I'm testing nifi SplitRecord with a small file of only 11 records However, SplitRecord hangs for a long time. I don't get a clue what it is doing. Processor Hung

SPlitRecord Properties: more properties

Is Records Per Split controlling the maximum, or the minimum, or exact number of records per split? if the total number of records is less than records per split, what's the behavior of SplitRecords? does it wait until a time-out and then put all on-hold records in to a single split?

After about 10 minutes or random number of start/stop/terminate/restart it may trigger the processor to split the data sooner.


Solution

  • Records Per Split controls the maximum, see "SplitRecord.java" for the code. If there are fewer records than the RECORDS_PER_SPLIT value, it will immediately push them all out.

    However, it does look like it is creating a new FlowFile, even if the total record count is less than the RECORDS_PER_SPLIT value, meaning it's doing disk writing regardless of whether a split really occured.
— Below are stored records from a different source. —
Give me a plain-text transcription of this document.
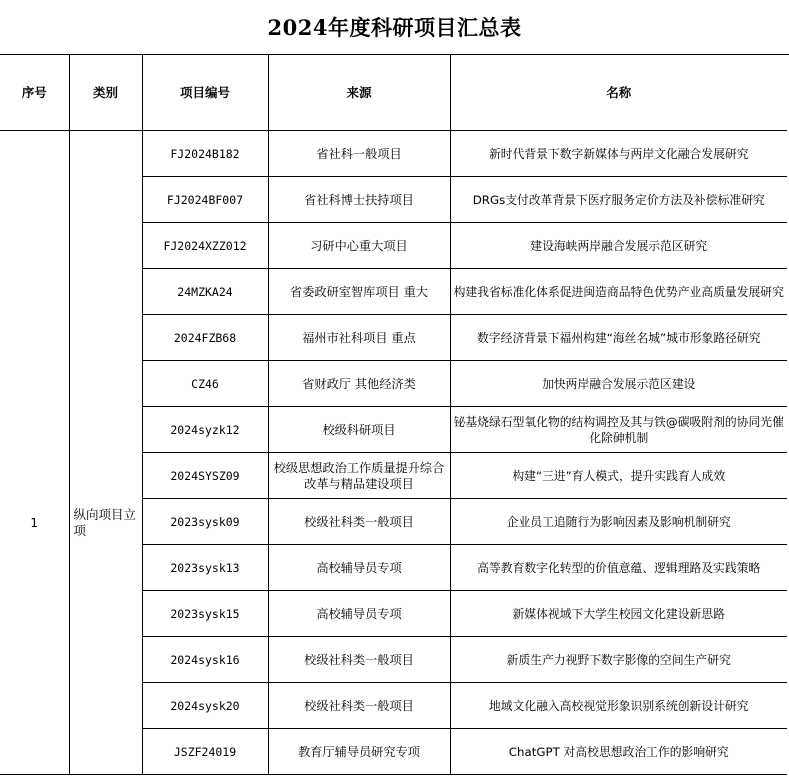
2024年度科研项目汇总表
序号	类别	项目编号	来源	名称
1	纵向项目立项	FJ2024B182	省社科一般项目	新时代背景下数字新媒体与两岸文化融合发展研究
		FJ2024BF007	省社科博士扶持项目	DRGs支付改革背景下医疗服务定价方法及补偿标准研究
		FJ2024XZZ012	习研中心重大项目	建设海峡两岸融合发展示范区研究
		24MZKA24	省委政研室智库项目 重大	构建我省标准化体系促进闽造商品特色优势产业高质量发展研究
		2024FZB68	福州市社科项目 重点	数字经济背景下福州构建“海丝名城”城市形象路径研究
		CZ46	省财政厅 其他经济类	加快两岸融合发展示范区建设
		2024syzk12	校级科研项目	铋基烧绿石型氧化物的结构调控及其与铁@碳吸附剂的协同光催化除砷机制
		2024SYSZ09	校级思想政治工作质量提升综合改革与精品建设项目	构建“三进”育人模式，提升实践育人成效
		2023sysk09	校级社科类一般项目	企业员工追随行为影响因素及影响机制研究
		2023sysk13	高校辅导员专项	高等教育数字化转型的价值意蕴、逻辑理路及实践策略
		2023sysk15	高校辅导员专项	新媒体视域下大学生校园文化建设新思路
		2024sysk16	校级社科类一般项目	新质生产力视野下数字影像的空间生产研究
		2024sysk20	校级社科类一般项目	地域文化融入高校视觉形象识别系统创新设计研究
		JSZF24019	教育厅辅导员研究专项	ChatGPT 对高校思想政治工作的影响研究
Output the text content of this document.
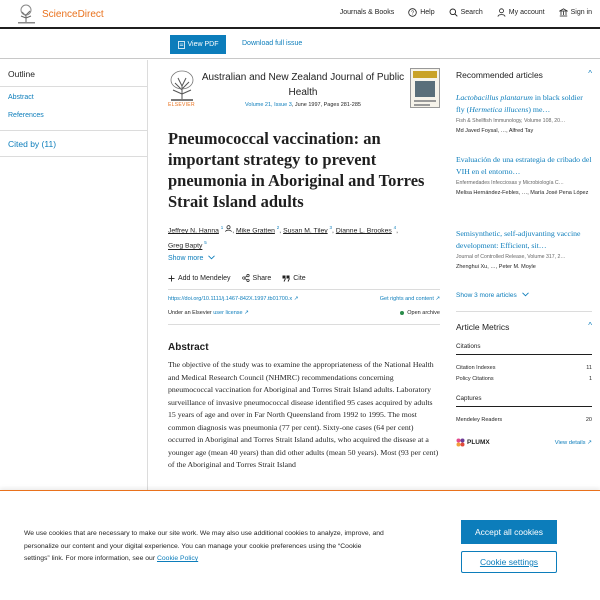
ScienceDirect	Journals & Books	? Help	Search	My account	Sign in
View PDF	Download full issue
Outline
Abstract
References
Cited by (11)
ELSEVIER
Australian and New Zealand Journal of Public Health
Volume 21, Issue 3, June 1997, Pages 281-285
Pneumococcal vaccination: an important strategy to prevent pneumonia in Aboriginal and Torres Strait Island adults
Jeffrey N. Hanna $^1$ , Mike Gratten $^2$, Susan M. Tiley $^3$, Dianne L. Brookes $^4$,
Greg Bapty $^5$
Show more
Add to Mendeley	Share	Cite
https://doi.org/10.1111/j.1467-842X.1997.tb01700.x ↗	Get rights and content ↗
Under an Elsevier user license ↗	Open archive
Abstract

The objective of the study was to examine the appropriateness of the National Health and Medical Research Council (NHMRC) recommendations concerning pneumococcal vaccination for Aboriginal and Torres Strait Island adults. Laboratory surveillance of invasive pneumococcal disease identified 95 cases acquired by adults 15 years of age and over in Far North Queensland from 1992 to 1995. The most common diagnosis was pneumonia (77 per cent). Sixty-one cases (64 per cent) occurred in Aboriginal and Torres Strait Island adults, who acquired the disease at a younger age (mean 40 years) than did other adults (mean 50 years). Most (93 per cent) of the Aboriginal and Torres Strait Island

Recommended articles	^
Lactobacillus plantarum in black soldier fly (Hermetica illucens) me…
Fish & Shellfish Immunology, Volume 108, 20…
Md Javed Foysal, …, Alfred Tay
Evaluación de una estrategia de cribado del VIH en el entorno…
Enfermedades Infecciosas y Microbiología C…
Melisa Hernández-Febles, …, María José Pena López
Semisynthetic, self-adjuvanting vaccine development: Efficient, sit…
Journal of Controlled Release, Volume 317, 2…
Zhenghui Xu, …, Peter M. Moyle
Show 3 more articles
Article Metrics	^
Citations
Citation Indexes	11
Policy Citations	1
Captures
Mendeley Readers	20
PLUMX	View details ↗

We use cookies that are necessary to make our site work. We may also use additional cookies to analyze, improve, and personalize our content and your digital experience. You can manage your cookie preferences using the “Cookie settings” link. For more information, see our Cookie Policy

Accept all cookies
Cookie settings
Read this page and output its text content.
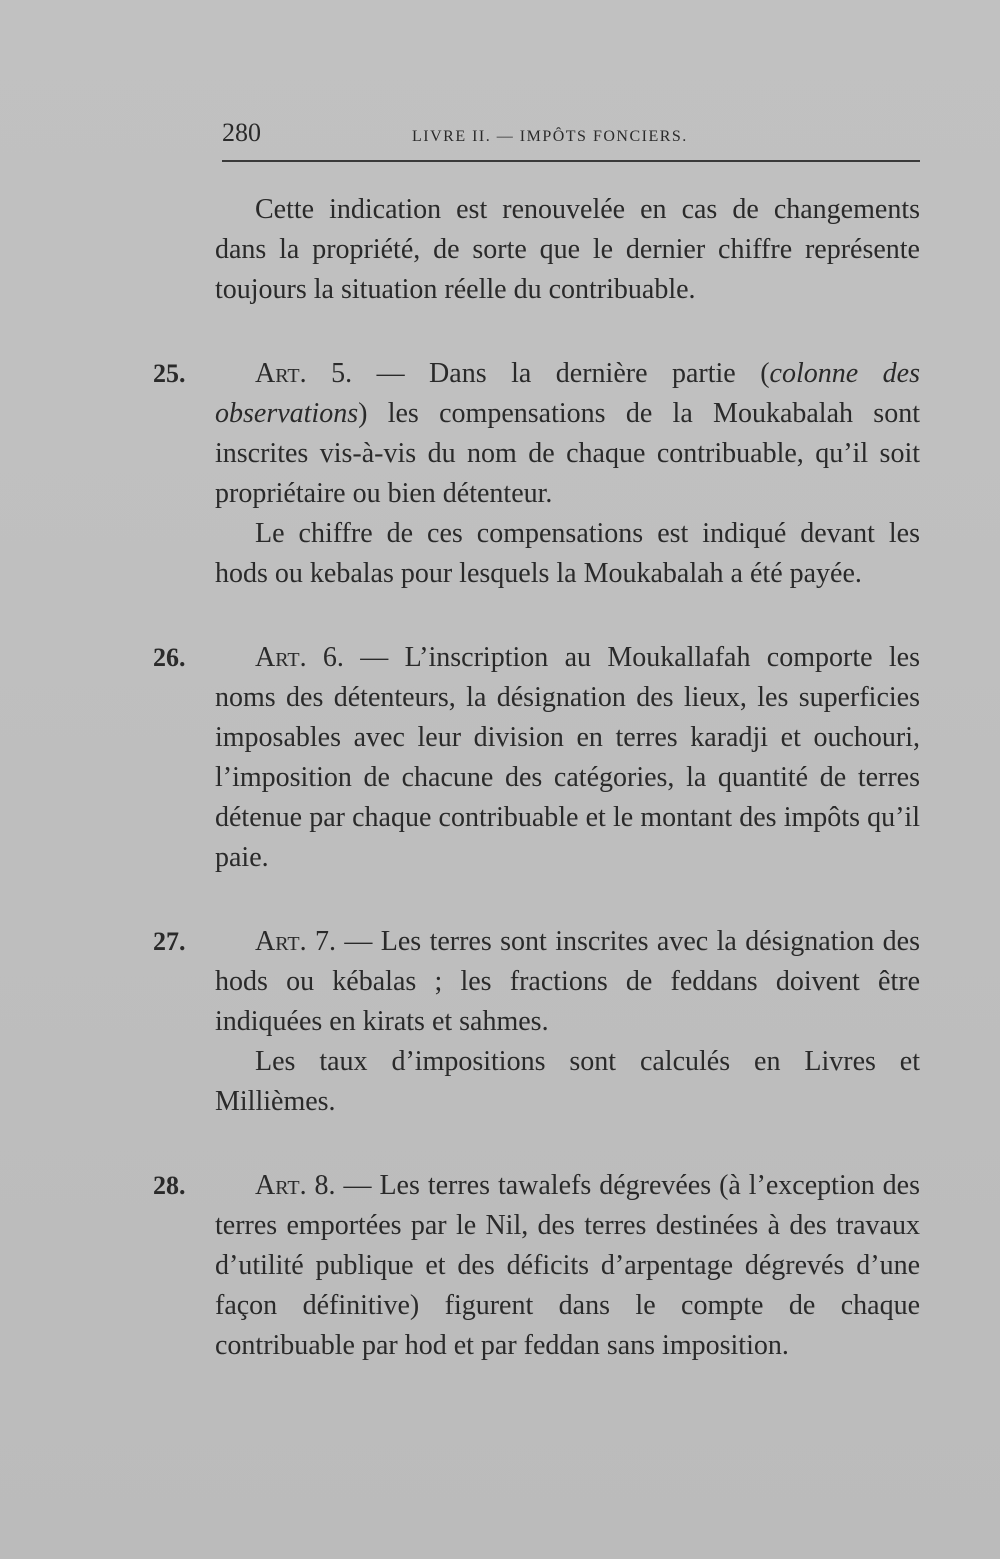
280	LIVRE II. — IMPÔTS FONCIERS.

Cette indication est renouvelée en cas de changements dans la propriété, de sorte que le dernier chiffre représente toujours la situation réelle du contribuable.

25.	Art. 5. — Dans la dernière partie (colonne des observations) les compensations de la Moukabalah sont inscrites vis-à-vis du nom de chaque contribuable, qu’il soit propriétaire ou bien détenteur.

Le chiffre de ces compensations est indiqué devant les hods ou kebalas pour lesquels la Moukabalah a été payée.

26.	Art. 6. — L’inscription au Moukallafah comporte les noms des détenteurs, la désignation des lieux, les superficies imposables avec leur division en terres karadji et ouchouri, l’imposition de chacune des catégories, la quantité de terres détenue par chaque contribuable et le montant des impôts qu’il paie.

27.	Art. 7. — Les terres sont inscrites avec la désignation des hods ou kébalas ; les fractions de feddans doivent être indiquées en kirats et sahmes.

Les taux d’impositions sont calculés en Livres et Millièmes.

28.	Art. 8. — Les terres tawalefs dégrevées (à l’exception des terres emportées par le Nil, des terres destinées à des travaux d’utilité publique et des déficits d’arpentage dégrevés d’une façon définitive) figurent dans le compte de chaque contribuable par hod et par feddan sans imposition.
    I would probably investigate two things:

    1. Host memory - how much memory does the host have? How much is configured as NiFi max heap? How much total system memory is in use/free? NiFi performs best when plenty of system memory is left for file cache.
    2. Host's disks, specifically the disk that has the Content Repository on it. Capacity? IO? Is it shared with other services? FlowFile content is written to the Content Repository, if the disk is shared with the OS, or other busy services (or other NiFi repos) it can really slow content modification down.

    Note: your NiFi version over 3 years old, please consider upgrading.